Profano also go into ‘social media considerations’. They advise that you post your holiday snaps after you have returned home; otherwise, not only do people know exactly where you are, they know you are not at home, and may burgle you. While the course does cover strictly security matters such as terrorism and organised crime, Profano are careful to make it digestable to the non-security reader; and to walk the balance, in tone and content, between giving the learner enough information to make the course worth taking, and not so much that they can’t take it all in. As for tone, it’s in terms of risk – not seeking to frighten or put people off, but to equip them to put themselves less at risk, whether of crime or illness (would it be wise to pack water purifying tablets?).
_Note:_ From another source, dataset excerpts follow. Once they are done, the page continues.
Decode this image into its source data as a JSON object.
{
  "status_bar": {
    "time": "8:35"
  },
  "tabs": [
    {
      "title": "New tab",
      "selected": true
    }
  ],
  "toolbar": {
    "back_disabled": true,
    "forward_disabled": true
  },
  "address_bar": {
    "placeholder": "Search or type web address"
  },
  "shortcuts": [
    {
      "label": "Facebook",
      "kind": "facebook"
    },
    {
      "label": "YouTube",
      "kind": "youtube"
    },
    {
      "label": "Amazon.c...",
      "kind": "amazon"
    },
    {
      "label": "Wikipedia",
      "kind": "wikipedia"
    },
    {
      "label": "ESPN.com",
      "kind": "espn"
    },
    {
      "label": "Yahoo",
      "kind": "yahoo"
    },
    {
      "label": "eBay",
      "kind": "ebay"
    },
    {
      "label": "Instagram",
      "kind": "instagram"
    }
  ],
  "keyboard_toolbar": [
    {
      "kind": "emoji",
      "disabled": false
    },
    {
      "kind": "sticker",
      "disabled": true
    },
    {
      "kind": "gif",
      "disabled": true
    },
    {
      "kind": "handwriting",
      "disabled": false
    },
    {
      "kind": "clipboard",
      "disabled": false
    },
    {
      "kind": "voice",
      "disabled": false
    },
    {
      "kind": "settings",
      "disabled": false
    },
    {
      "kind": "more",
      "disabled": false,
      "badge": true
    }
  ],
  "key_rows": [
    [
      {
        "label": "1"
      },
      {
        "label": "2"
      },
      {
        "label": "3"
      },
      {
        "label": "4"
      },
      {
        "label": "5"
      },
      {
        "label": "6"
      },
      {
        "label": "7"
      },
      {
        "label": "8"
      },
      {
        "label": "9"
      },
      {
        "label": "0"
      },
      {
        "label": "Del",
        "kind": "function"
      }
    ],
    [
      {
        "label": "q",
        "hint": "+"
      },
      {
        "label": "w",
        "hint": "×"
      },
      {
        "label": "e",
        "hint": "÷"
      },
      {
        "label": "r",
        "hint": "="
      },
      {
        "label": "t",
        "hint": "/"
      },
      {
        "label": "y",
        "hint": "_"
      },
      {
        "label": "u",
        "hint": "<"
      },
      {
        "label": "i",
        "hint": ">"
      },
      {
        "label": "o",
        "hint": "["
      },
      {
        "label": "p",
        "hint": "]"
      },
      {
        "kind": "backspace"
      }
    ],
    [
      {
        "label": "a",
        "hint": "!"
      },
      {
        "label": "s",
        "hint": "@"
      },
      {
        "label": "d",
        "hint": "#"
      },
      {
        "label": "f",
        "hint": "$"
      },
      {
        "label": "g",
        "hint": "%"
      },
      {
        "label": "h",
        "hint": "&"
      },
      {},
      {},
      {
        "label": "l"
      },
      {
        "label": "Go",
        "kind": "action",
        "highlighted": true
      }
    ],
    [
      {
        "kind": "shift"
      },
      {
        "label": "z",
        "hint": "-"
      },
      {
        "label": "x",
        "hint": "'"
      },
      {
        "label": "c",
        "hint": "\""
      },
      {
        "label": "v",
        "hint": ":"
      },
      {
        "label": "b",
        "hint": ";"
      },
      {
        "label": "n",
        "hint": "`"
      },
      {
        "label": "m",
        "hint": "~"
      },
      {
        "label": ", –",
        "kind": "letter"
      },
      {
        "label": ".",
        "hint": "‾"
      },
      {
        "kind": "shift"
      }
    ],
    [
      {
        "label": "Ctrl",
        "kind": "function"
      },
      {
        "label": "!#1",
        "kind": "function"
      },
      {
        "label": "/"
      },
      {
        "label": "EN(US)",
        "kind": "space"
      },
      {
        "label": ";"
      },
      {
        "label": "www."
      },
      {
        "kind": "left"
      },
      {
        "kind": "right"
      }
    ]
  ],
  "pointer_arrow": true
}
Speaking later to Professional Security, Andy Neal said that the courses were being translated into several languages; and he reported interest from Brazil, South Africa, the Middle East and China. Many business travellers, he pointed out, pick up their ticket and fly in without an idea of what dangers they may face. He advises travellers to at least look at Foreign Office website advice, besides carrying out what he terms ‘on the ground tactics’. For example, if you are staying in a hotel, tell the concierge where you are going. If you are going to the same workplace from the same place you are staying each day – which can make life easy for the kidnapper or robber, doing reconnaissance and then the actual crime – vary your route, and the time you take it. When you enter a room, look around; can you leave it as easily as you entered it? Is there anyone inside that might be a danger? Does anything, or anyone look not right? Reading of situations comes naturally to former military men such as Andy Neal; Profano’s training is in part about offering such ‘reading’ to non-security people; mums and dads; back-packing young people seeking adventure but maybe unwilling and unable to appreciate that there’s bad out there besides good; and business travellers and overseas students. Those at risk are as likely to be Asian students at UK universities as English-speaking corporate executives flying into Jakarta or Bangkok. Lastly, let’s recall one of the most distressing of many stories from the riots and looting in England in 2012 was the Malaysian student in London who was assaulted, and then another rioter – while pretending to help – stole from the back of his rucksack. While such a breakdown of order is not the norm in most countries, let alone Britain, that’s a reminder how it’s too late when you have fallen into the clutches of rioters. It’s far better to keep up with the news and to ‘read’ the streets and rooms you’re on and in, and stay out of ‘hostile environments’.